In a SeriousEats.com kitchen test, the thinnest and lightest-colored broth was made with boneless skinless chicken breasts.
• Why not start with a commercial broth?
Lots of home cooks do, of course. But some products have lots of additives, including potato flour, yeast extract and "natural chicken flavor," and those who are wheat-, dairy- or gluten- intolerant need to read the labels closely to see whether the broths were manufactured in a facility that processes those ingredients. And some of those additives make for a cloudy broth.
• What makes a broth cloudy?
Generally, tiny protein particles will make a DIY broth cloudy. This happens often when the broth is brought to a full boil, so a state of "barely bubbling" is the way to go for clear broth. If cooked noodles or chicken sit in refrigerated broth for more than a day, they can start to break down into particles, too.
• Why do so many store-bought broths and soup bases contain yeast extract?
It's commonly used to add an "umami" characteristic, and it contains some naturally occurring monosodium glutamate (MSG).
• Why no skimming?
The chicken spends less time in liquid in this recipe than in others.
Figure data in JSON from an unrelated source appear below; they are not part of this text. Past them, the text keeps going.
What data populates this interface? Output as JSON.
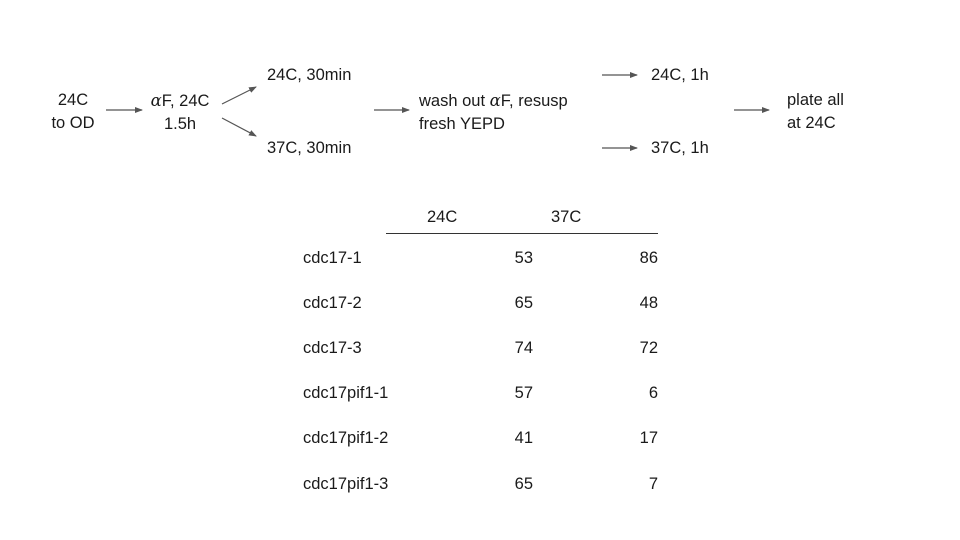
{
  "flow": {
    "start": {
      "line1": "24C",
      "line2": "to OD"
    },
    "arrest": {
      "alpha": "α",
      "line1_rest": "F, 24C",
      "line2": "1.5h"
    },
    "branch_top": "24C, 30min",
    "branch_bottom": "37C, 30min",
    "wash": {
      "line1_pre": "wash out ",
      "alpha": "α",
      "line1_post": "F, resusp",
      "line2": "fresh YEPD"
    },
    "recover_top": "24C, 1h",
    "recover_bottom": "37C, 1h",
    "plate": {
      "line1": "plate all",
      "line2": "at 24C"
    }
  },
  "table": {
    "headers": [
      "24C",
      "37C"
    ],
    "rows": [
      {
        "name": "cdc17-1",
        "v24": "53",
        "v37": "86"
      },
      {
        "name": "cdc17-2",
        "v24": "65",
        "v37": "48"
      },
      {
        "name": "cdc17-3",
        "v24": "74",
        "v37": "72"
      },
      {
        "name": "cdc17pif1-1",
        "v24": "57",
        "v37": "6"
      },
      {
        "name": "cdc17pif1-2",
        "v24": "41",
        "v37": "17"
      },
      {
        "name": "cdc17pif1-3",
        "v24": "65",
        "v37": "7"
      }
    ]
  }
}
Without the skin, there's less fat and fewer impurities to rise to the top. Also, we're taking a tip from chefs here: Instead of skimming, we let the broth and its components cool in the pot, then cover and refrigerate overnight. This enhances flavor and makes for easier straining the next day.
• Why add lemon juice?
A squeeze of fresh lemon juice is a guaranteed flavor brightener that's good for almost all soups. And it may help reduce the amount of salt you'll add for flavor.